I mean COME ON! Thats what I would expect to pay to pay for a hard cover version, and wouldn't! (Not saying its not worth it - fully imported, high production values etc - but I wouldn't). A quick look through DriveThruRPG.com and most of the WotC books are similar priced!

And so we come to the meat of the rant - here was I, someone looking to spend his hard-earned money. I won't pay full price, but am open to a cheaper option. The pdf should be perfect for me. And unlike a printed book, it costs them nothing to create: they just have to sell a licence to online stores to permit a download. Its a bigger scam than Windows!

So what do they do? Charge such an exorbitant price for something I still have to shell out time, paper- and ink-money creating that I feel impelled to rant on here about how bad it is rather than becoming a loyal customer!

And they wonder why people pirate stuff...

Now, I would certainly not try to justify such behaviour - it is stealing. The two things I downloaded I just grabbed from sites where they were openly available, no question asked, so whether they are Open Content I don't know (that doesn't justify it either, but I was following a 'didn't ask / wasn't told' idea :-P ). But the point is, if stuff could be downloaded cheaply and legally, you would have to think it would greatly reduce the extent of piracy. I think the music industry has finally figured this out (judging by some of the ads I hear on the radio to download this and that for 99c) and of course we all pray the gaming industry will finally realise that charging nearly a hundred bucks (AUD) for a new game is just saying to the average teenager, "yeah, we make games for you and them price them at levels you can't afford! Hahaha! What are you gonna do about it?"

And of course the kid pirates it. What the hell do they expect?

I had a discussion abut this once with a programming friend of mine. He suggested the software developer (or more likely the publisher) has a room full of actuaries that carefully calculate the exact price they can charge to maximise profits without pushing folks over the edge into mass piracy and just plain refusing to buy. True enough, I dare say. But the thing is, these people are not infallible (wise readers will observe the rant now taking a tangent to the left). You hear some of these corporate types talk about 'synergies' and 'leverage' and they seak as though they have some arcane knowledge. But the majority of new business still fail, despite often being run by folks with MBAs and other training, or in partnerships with advisors such as the ofore-mentioned actuaries. The companies still make colossal mistakes, giant businesses still periodically go catastrophically belly-up and medium-sized businesses - such as game developers we all know and love - go under all the time.

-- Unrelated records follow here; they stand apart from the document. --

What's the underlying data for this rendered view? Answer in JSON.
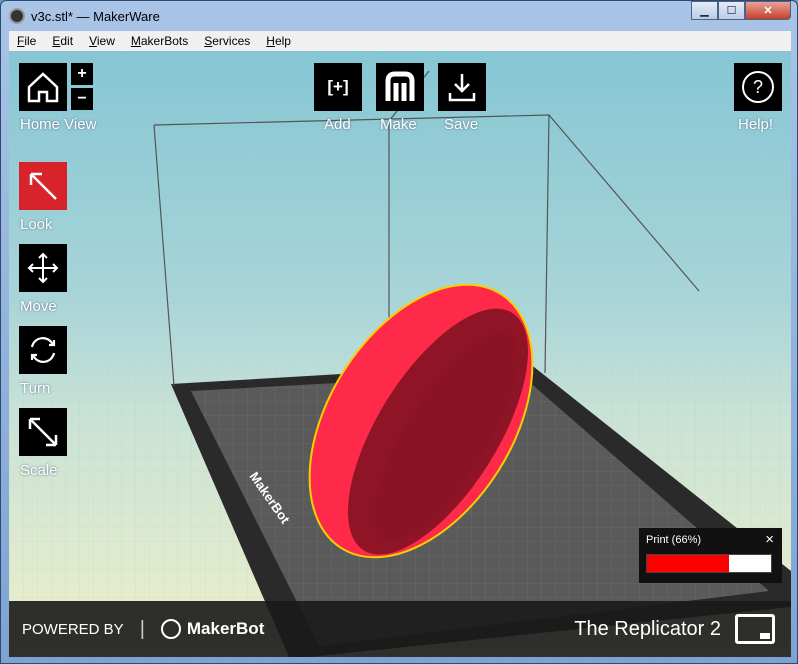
{
  "window": {
    "title": "v3c.stl* — MakerWare",
    "minimize": "▁",
    "maximize": "☐",
    "close": "✕"
  },
  "menu": [
    "File",
    "Edit",
    "View",
    "MakerBots",
    "Services",
    "Help"
  ],
  "toolbar": {
    "home_view": "Home View",
    "zoom_in": "+",
    "zoom_out": "−",
    "add": "Add",
    "add_glyph": "[+]",
    "make": "Make",
    "save": "Save",
    "help": "Help!",
    "help_glyph": "?"
  },
  "tools": [
    {
      "label": "Look",
      "active": true
    },
    {
      "label": "Move"
    },
    {
      "label": "Turn"
    },
    {
      "label": "Scale"
    }
  ],
  "plate_logo": "MakerBot",
  "progress": {
    "label": "Print (66%)",
    "percent": 66,
    "close": "×",
    "color": "#ff0000"
  },
  "footer": {
    "powered_by": "POWERED BY",
    "brand": "MakerBot",
    "printer": "The Replicator 2"
  }
}
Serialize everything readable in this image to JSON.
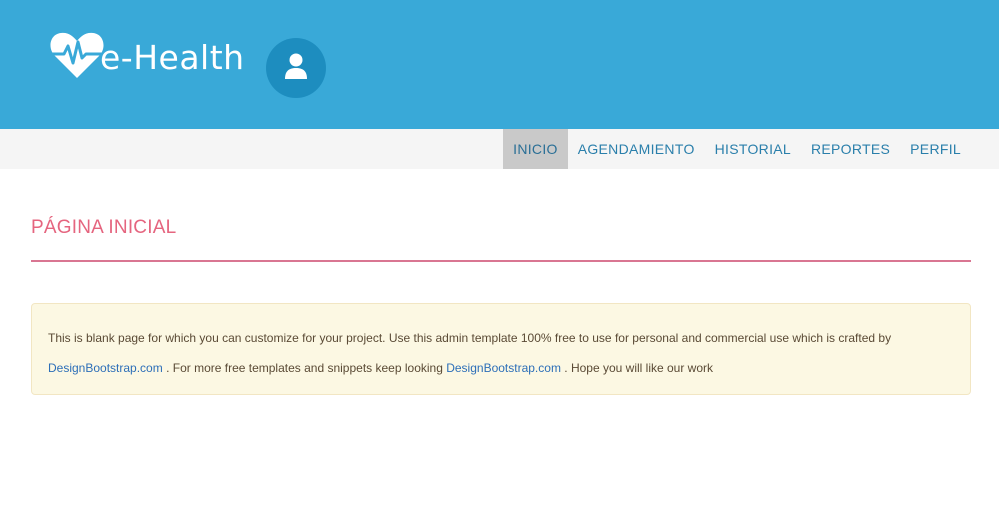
{
  "header": {
    "logo_text": "e-Health",
    "logo_icon": "heart-pulse-icon",
    "avatar_icon": "user-icon",
    "background": "#39a9d8"
  },
  "nav": {
    "items": [
      {
        "label": "INICIO",
        "active": true
      },
      {
        "label": "AGENDAMIENTO",
        "active": false
      },
      {
        "label": "HISTORIAL",
        "active": false
      },
      {
        "label": "REPORTES",
        "active": false
      },
      {
        "label": "PERFIL",
        "active": false
      }
    ]
  },
  "page": {
    "title": "PÁGINA INICIAL",
    "title_color": "#e5657f"
  },
  "alert": {
    "text_1": "This is blank page for which you can customize for your project. Use this admin template 100% free to use for personal and commercial use which is crafted by",
    "link_1": "DesignBootstrap.com",
    "text_2": " . For more free templates and snippets keep looking ",
    "link_2": "DesignBootstrap.com",
    "text_3": " . Hope you will like our work",
    "background": "#fcf8e3"
  }
}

At the other end of the scale, we all know of entreprenuers - formally untrained in business but with a knowledge of people - wh make squillions by doing things that to the corporate types, look like maverick actions and/or luck. Doubtless these Richard Branson-types listen to the advisors, but don't buy into the self-deluding arcane jargon they surround themselves with.

My point? Its common sense that pricing yourself out of the market is bad business sense. These guys just seem to lack that common sense. How sad.

If you'll excuse me, I have a fairly-priced $4 module to buy, and some other stuff to download elsewhere.